As well as that, Radio 4 Extra, my nighttime comfort, disappeared completely. I am all for paying our respects to the Duke, but by going overboard in imposing a collective tribute the BBC was driving viewers to other channels.
Flat 37, Sheppards College
Bromley BR1 1PF
From the Revd Wealands Bell
Sir, — The Duke of Edinburgh’s funeral was undeniably a thing of spare beauty. But we should resist any temptation to transfer its style to our parishes and crematorium chapels.
The ducal scalpel had indeed removed all reference to himself, saving a modest proclamation of styles and titles by Garter Principal King of Arms. It has also been noted with approval that there was no eulogy. There was indeed a eulogy, delivered through blanket television coverage spanning several days following the Duke’s death: This is your Life in spades.
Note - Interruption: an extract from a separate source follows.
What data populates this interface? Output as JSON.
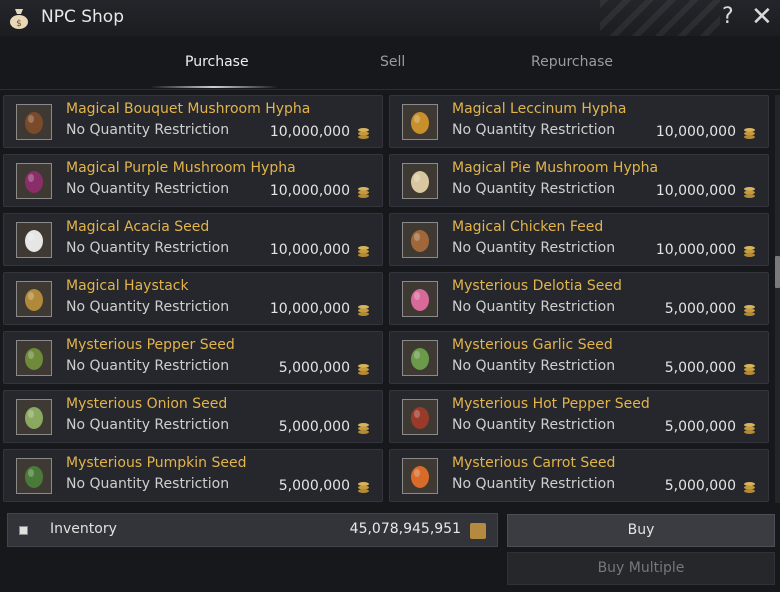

I did miss a homily. Except in so far as it was made through readings, prayers, and music (a mighty exception, even in an anaesthetically archaic register), there was no proclamation of the resurrection, no linking of the lives of God, the deceased, and the mourners.
Well-crafted eulogy and funeral homily are vital to the Church’s mission and theology if we are to retain our diminished funeral ministry and retrieve a gospel of intellectual resilience in our day. Choristers and Cranmer are very wonderful; but they cannot repel the materialist hordes unaided.
Magdalen College School
Oxford OX4 1DZ
Sir, — No doubt you are getting letters of complaint that “the gospel was not preached” at St George’s, Windsor, last Saturday. This is not one. I have attended several C of E funerals in recent years at which the sermon was, frankly, embarrassing.
NAME & ADDRESS SUPPLIED
Professor Küng and Roman Catholic pluralism
From Dr Simon Barker
Sir, — I enjoyed the Rt Revd Dr Saxbee’s informed and empathetic obituary of Professor Hans Küng (16 April), one of the giants and pioneers of theological exploration in the modern era. But I deplore the opening and closing of his article, appropriating Küng to Anglicanism: when is a Roman Catholic theologian not a Roman Catholic theologian?
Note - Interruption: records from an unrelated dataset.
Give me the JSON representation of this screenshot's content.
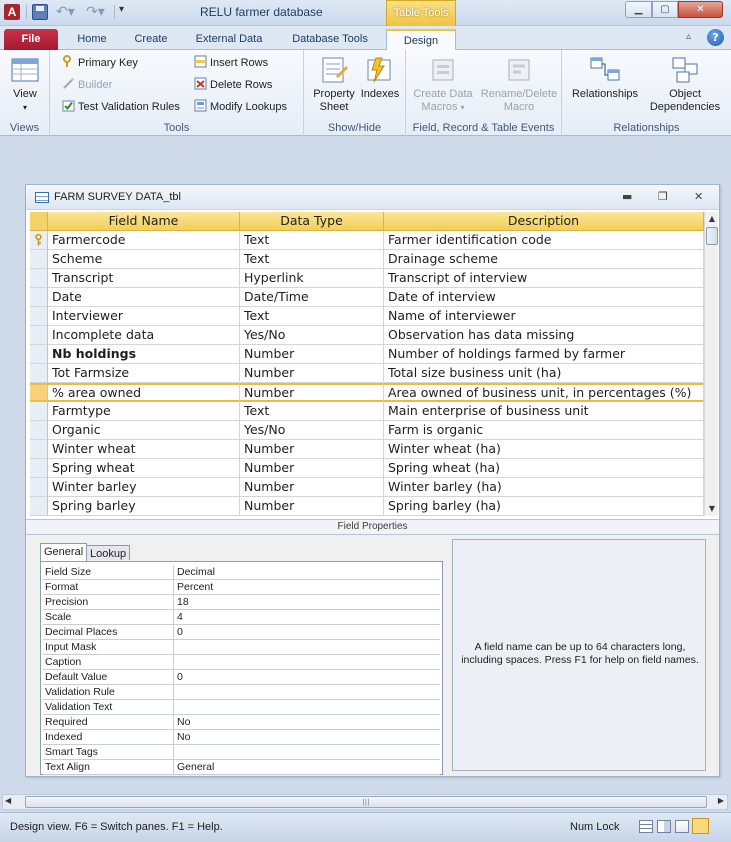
{
  "window": {
    "title": "RELU farmer database",
    "context_tab_group": "Table Tools",
    "app_icon_letter": "A"
  },
  "ribbon": {
    "tabs": [
      "File",
      "Home",
      "Create",
      "External Data",
      "Database Tools",
      "Design"
    ],
    "active_tab": "Design",
    "groups": {
      "views": {
        "label": "Views",
        "view_button": "View"
      },
      "tools": {
        "label": "Tools",
        "primary_key": "Primary Key",
        "builder": "Builder",
        "test_validation_rules": "Test Validation Rules",
        "insert_rows": "Insert Rows",
        "delete_rows": "Delete Rows",
        "modify_lookups": "Modify Lookups"
      },
      "show_hide": {
        "label": "Show/Hide",
        "property_sheet_line1": "Property",
        "property_sheet_line2": "Sheet",
        "indexes": "Indexes"
      },
      "field_record_table_events": {
        "label": "Field, Record & Table Events",
        "create_data_macros_line1": "Create Data",
        "create_data_macros_line2": "Macros",
        "rename_delete_macro_line1": "Rename/Delete",
        "rename_delete_macro_line2": "Macro"
      },
      "relationships": {
        "label": "Relationships",
        "relationships_button": "Relationships",
        "object_dependencies_line1": "Object",
        "object_dependencies_line2": "Dependencies"
      }
    }
  },
  "table_window": {
    "title": "FARM SURVEY DATA_tbl",
    "columns": [
      "Field Name",
      "Data Type",
      "Description"
    ],
    "rows": [
      {
        "name": "Farmercode",
        "type": "Text",
        "description": "Farmer identification code",
        "primary_key": true
      },
      {
        "name": "Scheme",
        "type": "Text",
        "description": "Drainage scheme"
      },
      {
        "name": "Transcript",
        "type": "Hyperlink",
        "description": "Transcript of interview"
      },
      {
        "name": "Date",
        "type": "Date/Time",
        "description": "Date of interview"
      },
      {
        "name": "Interviewer",
        "type": "Text",
        "description": "Name of interviewer"
      },
      {
        "name": "Incomplete data",
        "type": "Yes/No",
        "description": "Observation has data missing"
      },
      {
        "name": "Nb holdings",
        "type": "Number",
        "description": "Number of holdings farmed by farmer",
        "bold": true
      },
      {
        "name": "Tot Farmsize",
        "type": "Number",
        "description": "Total size business unit (ha)"
      },
      {
        "name": "% area owned",
        "type": "Number",
        "description": "Area owned of business unit, in percentages (%)",
        "current": true
      },
      {
        "name": "Farmtype",
        "type": "Text",
        "description": "Main enterprise of business unit"
      },
      {
        "name": "Organic",
        "type": "Yes/No",
        "description": "Farm is organic"
      },
      {
        "name": "Winter wheat",
        "type": "Number",
        "description": "Winter wheat (ha)"
      },
      {
        "name": "Spring wheat",
        "type": "Number",
        "description": "Spring wheat (ha)"
      },
      {
        "name": "Winter barley",
        "type": "Number",
        "description": "Winter barley (ha)"
      },
      {
        "name": "Spring barley",
        "type": "Number",
        "description": "Spring barley (ha)"
      }
    ],
    "field_properties_label": "Field Properties",
    "property_tabs": [
      "General",
      "Lookup"
    ],
    "active_property_tab": "General",
    "properties": [
      {
        "name": "Field Size",
        "value": "Decimal"
      },
      {
        "name": "Format",
        "value": "Percent"
      },
      {
        "name": "Precision",
        "value": "18"
      },
      {
        "name": "Scale",
        "value": "4"
      },
      {
        "name": "Decimal Places",
        "value": "0"
      },
      {
        "name": "Input Mask",
        "value": ""
      },
      {
        "name": "Caption",
        "value": ""
      },
      {
        "name": "Default Value",
        "value": "0"
      },
      {
        "name": "Validation Rule",
        "value": ""
      },
      {
        "name": "Validation Text",
        "value": ""
      },
      {
        "name": "Required",
        "value": "No"
      },
      {
        "name": "Indexed",
        "value": "No"
      },
      {
        "name": "Smart Tags",
        "value": ""
      },
      {
        "name": "Text Align",
        "value": "General"
      }
    ],
    "help_text": "A field name can be up to 64 characters long, including spaces. Press F1 for help on field names."
  },
  "status_bar": {
    "text": "Design view.  F6 = Switch panes.  F1 = Help.",
    "num_lock": "Num Lock"
  },
  "colors": {
    "file_tab": "#a3192f",
    "context_tab": "#eec441",
    "header_row": "#f3cf55",
    "workspace": "#cfdbea"
  }
}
Never, in a situation like this — even if a myopic Curia is unable to recognise that in the moment (popes come along with better insight). There are very many Roman Catholics, like me, who share Küng’s questions about priestly celibacy, women’s ordination, sexual orientation. He was absolutely a Catholic and a theologian at the same time: he represents the plurality of Catholic life and tradition.
56 Beaumont Terrace, Gosforth
Newcastle upon Tyne NE3 1AS
Wider influence exercised by patronage society
From Professor David Catchpole
Sir, — Canon Andrew Dow (Letters, 1 April) mounts a stout defence of private patronage in general and the CPAS in particular, the most daring claim in which is that the wider Church is represented not by the Bishop, seen in a not particularly Anglican way as an essentially local figure, but by the patron. The system, to which the CPAS is said to contribute, maintains “the spiritually beneficial continuity of ecclesiastical tradition and practice, be it Catholic, liberal, or Evangelical”.
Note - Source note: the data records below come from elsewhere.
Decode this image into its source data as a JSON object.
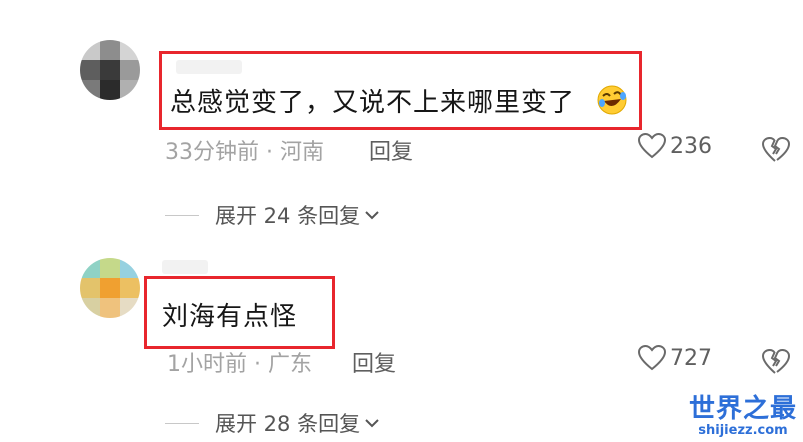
{
  "comments": [
    {
      "text": "总感觉变了，又说不上来哪里变了",
      "emoji": "rolling-on-floor-laughing-emoji",
      "time_location": "33分钟前 · 河南",
      "reply_label": "回复",
      "likes": "236",
      "expand_label": "展开 24 条回复"
    },
    {
      "text": "刘海有点怪",
      "time_location": "1小时前 · 广东",
      "reply_label": "回复",
      "likes": "727",
      "expand_label": "展开 28 条回复"
    }
  ],
  "watermark": {
    "title": "世界之最",
    "url": "shijiezz.com"
  },
  "colors": {
    "highlight_box": "#e8262d",
    "watermark": "#2d6fd8",
    "meta_text": "#a3a3a3"
  }
}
Readers with sharp eyes and long memories will recall that in your issue of 22 March 2019 an advertisement for a “dynamic ordained evangelical” as patronage secretary and team leader at the CPAS declared: “You will exercise a strategic ministry with significant potential to shape the future life of the church in this country [my italics], advising and guiding churches through the appointment process, up to and including interviews, and building on the existing strong relationships with dioceses and senior staff.” As the Good Book says, “Let him or her that readeth understand.”